Senator Kiko Pangilinan is calling for the immediate passage of Senate Bill No. 1624, which seeks to establish a Congressional Commission on Agriculture, Fisheries and Food Security, or AGRICOM, as lawmakers continue to debate long-term solutions to persistent food system problems.
Pangilinan said the proposed commission is intended to go beyond the scope of regular congressional committees by serving as a focused, time-bound body tasked with examining the agriculture and fisheries sectors in their entirety.
He described AGRICOM as an opportunity to directly confront structural weaknesses that have repeatedly undermined food production and rural livelihoods.
Under the bill, the Agriculture, Fisheries and Food Security Commission would be mandated to conduct a comprehensive review of policies, institutions, and economic conditions affecting farmers and fisherfolk, and to submit concrete reform recommendations that government would be expected to implement. Pangilinan compared the approach to previous education commissions formed to address systemic learning gaps.

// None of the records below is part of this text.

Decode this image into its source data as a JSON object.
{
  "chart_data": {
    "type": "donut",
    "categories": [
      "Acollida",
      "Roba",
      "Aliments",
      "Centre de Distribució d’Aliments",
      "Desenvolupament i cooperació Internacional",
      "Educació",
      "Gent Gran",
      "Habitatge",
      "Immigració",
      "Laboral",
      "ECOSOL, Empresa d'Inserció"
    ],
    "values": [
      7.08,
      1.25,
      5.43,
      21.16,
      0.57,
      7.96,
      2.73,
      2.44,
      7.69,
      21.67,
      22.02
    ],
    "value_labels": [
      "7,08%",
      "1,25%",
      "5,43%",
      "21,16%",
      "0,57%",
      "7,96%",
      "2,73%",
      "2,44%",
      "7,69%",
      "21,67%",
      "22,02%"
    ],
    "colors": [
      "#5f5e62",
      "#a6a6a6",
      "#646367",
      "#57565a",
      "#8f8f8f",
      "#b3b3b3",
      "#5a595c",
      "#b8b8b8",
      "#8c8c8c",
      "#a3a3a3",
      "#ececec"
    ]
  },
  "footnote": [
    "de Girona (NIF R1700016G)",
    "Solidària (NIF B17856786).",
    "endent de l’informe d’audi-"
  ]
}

The senator said AGRICOM is envisioned as a high-level intervention aimed at resolving recurring problems such as fragmented agency mandates, misaligned incentives, weak extension services, poor data systems, and long-standing underinvestment in research and infrastructure. He also cited persistent inefficiencies in supply chains linking farms and fishing communities to urban markets.
Pangilinan further pointed to exploitative economic relationships in the agriculture and fisheries sectors, as well as regulatory capture and corruption within parts of the bureaucracy, as factors that continue to produce recurring crises. He said the proposed commission would function as a targeted reform mechanism designed to address these failures within a defined timeframe.